Je vous propose une lettre à Sumongal Prakash, extraite du premier tome « L’art de voir » qui contient des lettres aux disciples français et des lettres à trois disciples indiens. J’ai choisi celle-ci car elle me touche par son thème et par la citation poétique de Tagore.
Anandkuti, le 7 Décembre 1943
Bénédictions,
Ce que vous avez décidé est juste. Vous avez tous deux retrouvé votre présence d’esprit. C’est ce que l’on attendait de vous. Ceci étant, essayez de voir que le côté pratique de la vérité se présente sous un double aspect dont les éléments sont inséparables l’un de l’autre : le positif et le négatif, le plaisir et la peine. Le flot de la vie ne s’écoule qu’à travers ces deux aspects. Vous pouvez comparer cela au pois chiche qui a deux parties cachées sous son enveloppe ; on n’en voit qu’une de l’extérieur ; mais quand elle germe, deux feuilles apparaissent et la pousse sort entre les deux, c’est la tige principale. De la même manière, la vie dépend de la « dualité ». Chaque aspect de la vie contient « deux ». Il est impossible pour l’énergie ou pour quelque mouvement que ce soit de se manifester à partir de « un » seulement. C’est toujours « deux ». Chaque phénomène a deux aspects : la naissance et la mort, le plaisir et la peine, l’union et la séparation, le bon et le mauvais, toujours « deux », nulle part il n’est possible de n’en trouver qu’un seul. C’est seulement en gardant à l’esprit ce principe, en acceptant « deux » que votre vie pourra se remplir de force, de courage, de joie et de paix.
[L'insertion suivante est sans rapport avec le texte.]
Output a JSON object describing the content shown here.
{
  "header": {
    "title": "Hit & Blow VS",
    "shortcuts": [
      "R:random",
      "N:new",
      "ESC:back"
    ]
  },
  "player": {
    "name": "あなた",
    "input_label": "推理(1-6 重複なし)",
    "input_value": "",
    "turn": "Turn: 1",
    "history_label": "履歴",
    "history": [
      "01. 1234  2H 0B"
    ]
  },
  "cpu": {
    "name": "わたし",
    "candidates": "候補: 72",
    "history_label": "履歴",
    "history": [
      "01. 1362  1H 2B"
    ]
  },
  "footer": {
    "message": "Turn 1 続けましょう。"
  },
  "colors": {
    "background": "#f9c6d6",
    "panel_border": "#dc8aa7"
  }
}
Dans une langue poétique, voyez ce qu’écrit Rabindranath Tagore :
Ce jeu qui est le tien
C’est de nous balancer
Au rythme d’une mélodie silencieuse
De nous balancer sur ta balançoire
Tu nous fait monter jusqu’à la lumière
Et brusquement tu nous précipites
Au fond des ténèbres.
Quand la balançoire remonte,
Ce sont des rires joyeux
Quand elle redescend, ce sont des cris de peur.
Ce trésor qui est le tien
Tu le fais passer de ta main droite
A ta main gauche
Et de ta main gauche à ta main droite
Et encore et encore.
Assis dans la solitude,
Tu rassembles les soleils et les lunes
Et tu les fais tourner sans cesse
Tu les dévoiles et ils sont nus ;
Puis tu les habilles d’un voile
Qui nous les cache.
Croyant que les trésors de notre coeur
Nous ont été arrachés,
Nous pleurons des larmes inutiles.
Mais tout est plein et complet
Rien n’a été perdu.
Et il n’y a que la balançoire,
Sans cesse, qui va et qui vient.[Utsarga 38]
Prajnanpad.
(Rabindranath Tagore 1864-1941)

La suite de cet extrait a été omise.